Indeed, while the political class has advanced Obamacare as the saviour of the underprivileged and medically underserved, few deceptions could be more cynical. Obamacare either forces the poor to buy insurance that they simply cannot afford, or else funnels them into a ramshackle Medicaid programme so broken that the states struggle just to find healthcare providers who will accept it. Exerting taxpayer dollars, the new law creates payment incentives for physicians who will accept new Medicaid patients, but such incentives are guaranteed only for the law’s first couple of years. And in any event, expanding an inefficient, faulty Medicaid programme (and taxpayer liability to that programme) can only compound the health care crisis that the United States has been faced with for years. Foreseeing an exacerbation of that crisis, a recent Cato Institute study shows that the five most populous ‘states are facing a 10-year Medicaid spending increase larger than 30 percent’. Though the Supreme Court denied the federal government the ability to bludgeon the states into expanding Medicaid, most will nevertheless find the federal funding inducements irresistible, at least from a political standpoint. The billions in new spending will mean higher taxes, crowding out of other government expenditures, and overall fiscal disaster for already strained states.

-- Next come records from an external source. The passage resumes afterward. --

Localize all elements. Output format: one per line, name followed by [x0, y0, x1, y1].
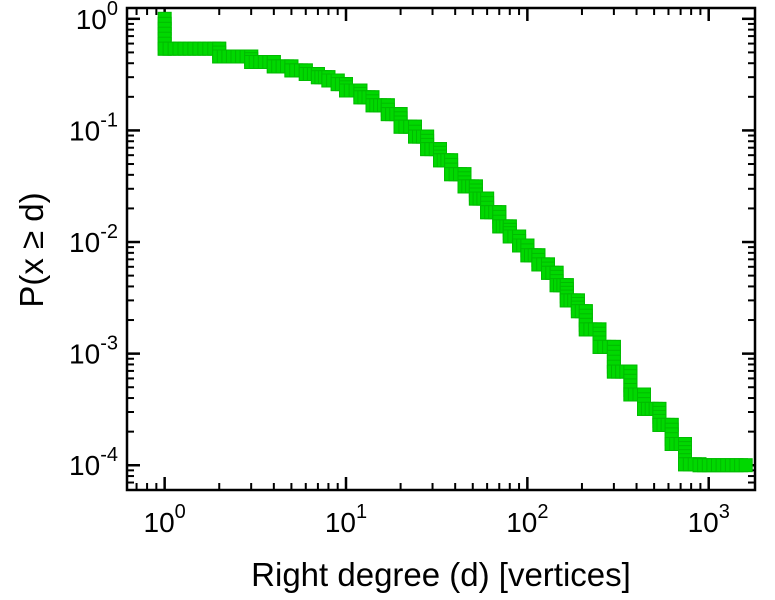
tick-label: 10-4 — [69, 444, 118, 481]
tick-label: 100 — [76, 0, 118, 35]
plot-frame — [125, 6, 757, 492]
data-point-marker — [738, 458, 753, 473]
tick-label: 10-3 — [69, 333, 118, 370]
tick-label: 103 — [688, 501, 730, 538]
tick-label: 10-1 — [69, 109, 118, 146]
data-markers — [157, 11, 753, 473]
x-axis-label: Right degree (d) [vertices] — [251, 556, 631, 593]
y-axis-label: P(x ≥ d) — [13, 192, 50, 308]
tick-label: 100 — [144, 501, 186, 538]
tick-label: 101 — [325, 501, 367, 538]
tick-label: 10-2 — [69, 221, 118, 258]
tick-labels: 100 101 102 103 100 10-1 10-2 10-3 10-4 — [69, 0, 730, 538]
tick-label: 102 — [506, 501, 548, 538]
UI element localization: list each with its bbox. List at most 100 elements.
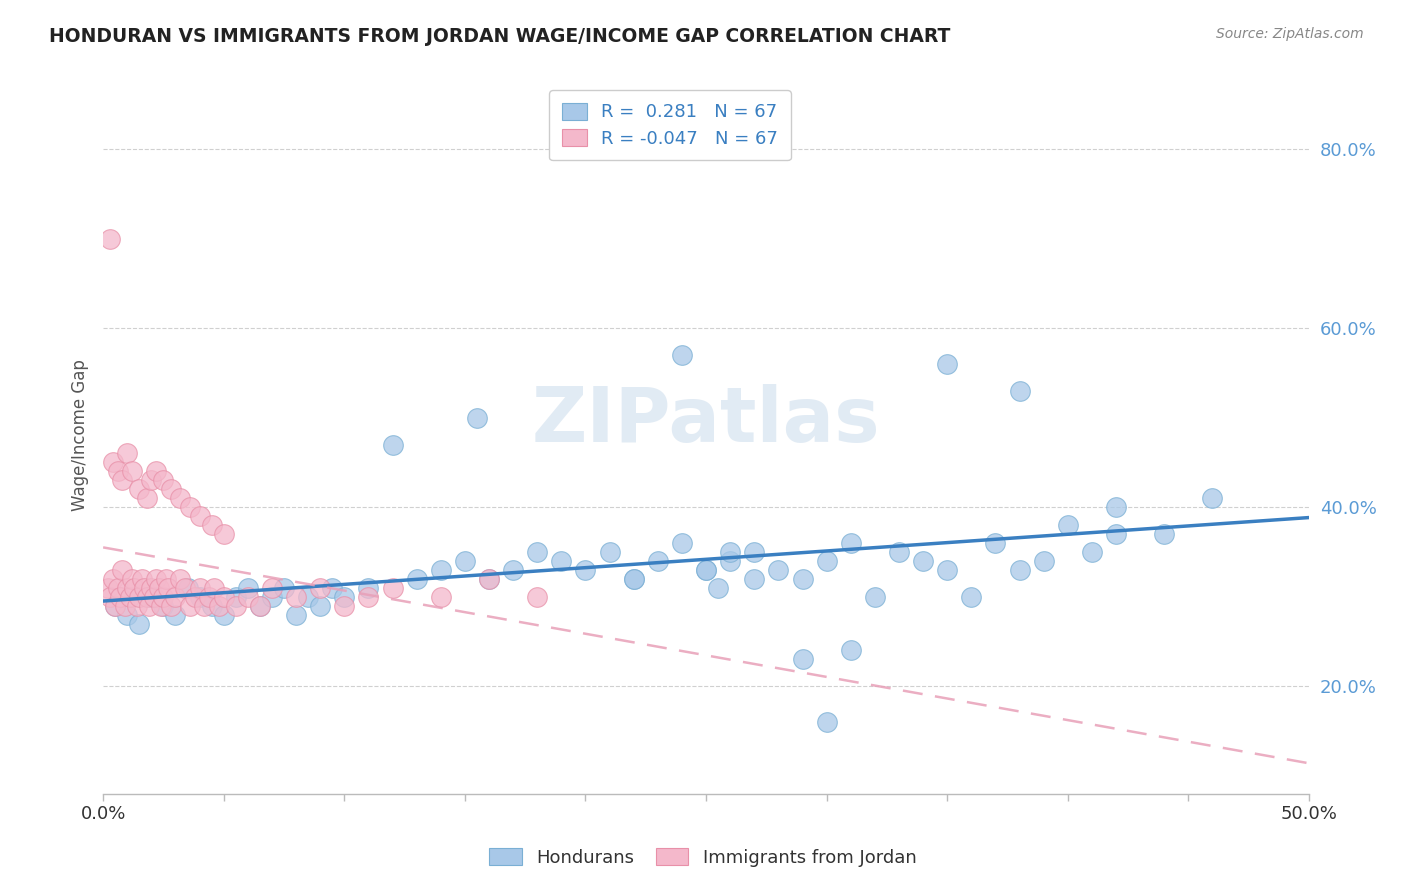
Legend: Hondurans, Immigrants from Jordan: Hondurans, Immigrants from Jordan (482, 841, 924, 874)
Point (526, 590, 548, 604)
Point (273, 581, 295, 595)
Point (792, 572, 814, 586)
Point (671, 348, 693, 362)
Point (984, 536, 1007, 550)
Point (574, 563, 596, 577)
Point (145, 572, 167, 586)
Point (1201, 491, 1223, 506)
Point (309, 599, 332, 613)
Point (936, 563, 959, 577)
Point (118, 590, 141, 604)
Point (887, 545, 910, 559)
Point (117, 607, 139, 622)
Point (141, 473, 163, 487)
Point (98, 590, 121, 604)
Legend: R =  0.281   N = 67, R = -0.047   N = 67: R = 0.281 N = 67, R = -0.047 N = 67 (548, 90, 790, 161)
Point (111, 473, 134, 487)
Point (142, 590, 165, 604)
Point (169, 572, 191, 586)
Point (623, 572, 645, 586)
Point (381, 437, 404, 451)
Y-axis label: Wage/Income Gap: Wage/Income Gap (72, 359, 89, 511)
Point (184, 590, 207, 604)
Point (208, 599, 231, 613)
Point (695, 563, 717, 577)
Point (104, 599, 127, 613)
Point (357, 581, 380, 595)
Point (742, 545, 765, 559)
Point (145, 464, 167, 478)
Point (936, 357, 959, 371)
Point (815, 714, 838, 729)
Point (249, 599, 271, 613)
Point (117, 446, 139, 460)
Point (201, 518, 224, 533)
Point (960, 590, 983, 604)
Point (148, 581, 170, 595)
Point (107, 464, 129, 478)
Point (121, 464, 143, 478)
Point (104, 599, 127, 613)
Point (839, 536, 862, 550)
Point (98, 231, 121, 245)
Point (381, 581, 404, 595)
Point (141, 590, 163, 604)
Point (707, 581, 730, 595)
Point (285, 607, 308, 622)
Point (212, 607, 235, 622)
Point (333, 599, 356, 613)
Text: HONDURAN VS IMMIGRANTS FROM JORDAN WAGE/INCOME GAP CORRELATION CHART: HONDURAN VS IMMIGRANTS FROM JORDAN WAGE/… (49, 27, 950, 45)
Point (599, 545, 621, 559)
Point (135, 590, 157, 604)
Point (333, 590, 356, 604)
Point (297, 590, 319, 604)
Point (159, 483, 181, 497)
Point (236, 581, 259, 595)
Point (225, 599, 247, 613)
Point (260, 590, 283, 604)
Point (429, 563, 451, 577)
Point (134, 581, 156, 595)
Point (152, 599, 174, 613)
Point (107, 581, 129, 595)
Point (309, 581, 332, 595)
Point (405, 572, 427, 586)
Point (111, 563, 134, 577)
Point (718, 554, 741, 568)
Point (176, 581, 198, 595)
Point (1105, 527, 1128, 541)
Point (623, 572, 645, 586)
Point (131, 572, 153, 586)
Point (671, 536, 693, 550)
Point (179, 599, 201, 613)
Point (1153, 527, 1175, 541)
Point (695, 563, 717, 577)
Point (912, 554, 935, 568)
Point (768, 563, 790, 577)
Point (647, 554, 669, 568)
Point (188, 590, 211, 604)
Point (792, 652, 814, 666)
Point (117, 581, 139, 595)
Point (839, 643, 862, 657)
Point (285, 590, 308, 604)
Point (502, 563, 524, 577)
Point (155, 572, 177, 586)
Point (357, 590, 380, 604)
Point (128, 616, 150, 631)
Point (1056, 518, 1078, 533)
Point (815, 554, 838, 568)
Point (1081, 545, 1104, 559)
Point (128, 590, 150, 604)
Point (1008, 384, 1031, 398)
Point (101, 455, 124, 469)
Point (198, 590, 221, 604)
Point (124, 581, 146, 595)
Point (108, 590, 131, 604)
Point (236, 590, 259, 604)
Point (454, 554, 477, 568)
Point (201, 599, 224, 613)
Point (863, 590, 886, 604)
Point (225, 590, 247, 604)
Point (114, 599, 136, 613)
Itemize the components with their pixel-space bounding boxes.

In the United States, one of the most protuberant and harmful political myths - one shared by subscribers to almost all political persuasions - is the odd, naïve idea that big business and big government are permanent antagonists. As a historical and empirical matter, of course, nothing could be further from the truth, a reality thrown into sharp relief by the political machinations underlying Obamacare. The new law is fundamentally anti-competitive and anti-small business, riddled with onerous regulations and handouts to favoured corporations. As usual, the relationship between big business and big government is not one of rivalry, but of symbiosis, routing genuine free markets in favour of collusion. Quite contrary to the zero-sum game we’re taught to look for in their relationship, Obamacare grows government and corporate power - with ordinary, productive Americans picking up the bill.

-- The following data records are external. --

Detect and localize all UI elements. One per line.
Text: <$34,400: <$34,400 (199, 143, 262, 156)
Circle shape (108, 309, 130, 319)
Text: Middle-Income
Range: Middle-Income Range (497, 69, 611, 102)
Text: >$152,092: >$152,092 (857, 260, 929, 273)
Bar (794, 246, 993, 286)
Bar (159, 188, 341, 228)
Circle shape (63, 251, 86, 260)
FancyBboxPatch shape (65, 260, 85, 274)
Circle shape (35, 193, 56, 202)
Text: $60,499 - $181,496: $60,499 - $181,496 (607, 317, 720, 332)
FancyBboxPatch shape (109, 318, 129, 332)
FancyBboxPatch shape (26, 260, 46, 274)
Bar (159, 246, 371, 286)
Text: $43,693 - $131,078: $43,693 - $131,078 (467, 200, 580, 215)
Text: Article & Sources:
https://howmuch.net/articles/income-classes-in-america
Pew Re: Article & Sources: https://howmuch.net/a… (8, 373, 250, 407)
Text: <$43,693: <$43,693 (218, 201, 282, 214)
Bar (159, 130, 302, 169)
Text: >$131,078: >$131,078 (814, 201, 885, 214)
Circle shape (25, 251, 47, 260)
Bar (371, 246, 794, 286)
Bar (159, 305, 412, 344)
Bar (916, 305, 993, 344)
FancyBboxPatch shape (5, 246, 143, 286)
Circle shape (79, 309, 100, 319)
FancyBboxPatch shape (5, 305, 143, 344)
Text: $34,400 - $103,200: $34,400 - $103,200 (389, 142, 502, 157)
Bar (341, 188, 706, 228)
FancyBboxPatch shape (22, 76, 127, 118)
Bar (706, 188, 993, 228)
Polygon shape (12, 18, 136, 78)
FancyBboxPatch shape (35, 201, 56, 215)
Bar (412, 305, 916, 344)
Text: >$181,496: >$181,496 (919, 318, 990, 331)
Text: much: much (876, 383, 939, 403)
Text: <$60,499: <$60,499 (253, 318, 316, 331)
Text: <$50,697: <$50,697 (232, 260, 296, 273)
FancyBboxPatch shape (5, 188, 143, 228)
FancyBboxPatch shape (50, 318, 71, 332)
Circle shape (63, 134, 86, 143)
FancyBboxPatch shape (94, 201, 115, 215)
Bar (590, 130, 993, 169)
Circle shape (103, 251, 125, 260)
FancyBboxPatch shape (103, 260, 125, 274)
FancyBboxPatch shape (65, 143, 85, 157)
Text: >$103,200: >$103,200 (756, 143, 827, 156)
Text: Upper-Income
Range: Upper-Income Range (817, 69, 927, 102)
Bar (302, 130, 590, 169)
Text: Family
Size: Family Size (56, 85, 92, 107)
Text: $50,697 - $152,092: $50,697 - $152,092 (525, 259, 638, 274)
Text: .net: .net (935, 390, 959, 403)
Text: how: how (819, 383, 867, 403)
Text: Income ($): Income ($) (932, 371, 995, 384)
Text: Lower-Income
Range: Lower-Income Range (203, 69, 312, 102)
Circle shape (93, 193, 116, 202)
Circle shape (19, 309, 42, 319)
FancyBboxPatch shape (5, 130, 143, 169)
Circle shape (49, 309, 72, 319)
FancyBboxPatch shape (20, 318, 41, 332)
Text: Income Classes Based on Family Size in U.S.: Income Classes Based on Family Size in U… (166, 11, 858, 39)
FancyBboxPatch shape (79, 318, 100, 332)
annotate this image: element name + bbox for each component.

This is a big way of saying very little, surely? Most people will accept that there are limits to how free a health market can be. Costs are complicated, consumers generally know virtually nothing about substitute products and quality is luck of the draw. In these circumstances, it's not surprising that people opt for insurance models. The issue then becomes about the number of insurers and their relation with providers. Is it better to allow tie-ups between insurers and hospital groups, or not? Given that insurers are the only ones who will really have the ability to call out when hospitals over-provide care, preventing tie-ups seems a better way of policing rent seekers. Similarly, the insurance market must be open enough for new entrants and avoiding exclusivity deals etc. is one way of doing this. Given that profit margins have trebled from 5-15% over the last decade or two, it seems that some fresh competition here wouldn't go a miss. As for Medicaid - when the state is being taken for a ride, one answer might be for it to duck out of the market entirely and provide the care itself. Given the massive profits of the health industry in the USA, they may find that even an inefficient public provider can out-compete the market, but given that this isn't going to happen, I'll remain happily in the UK and hope that the England's NHS reforms aren't the utter disaster I expect them to be.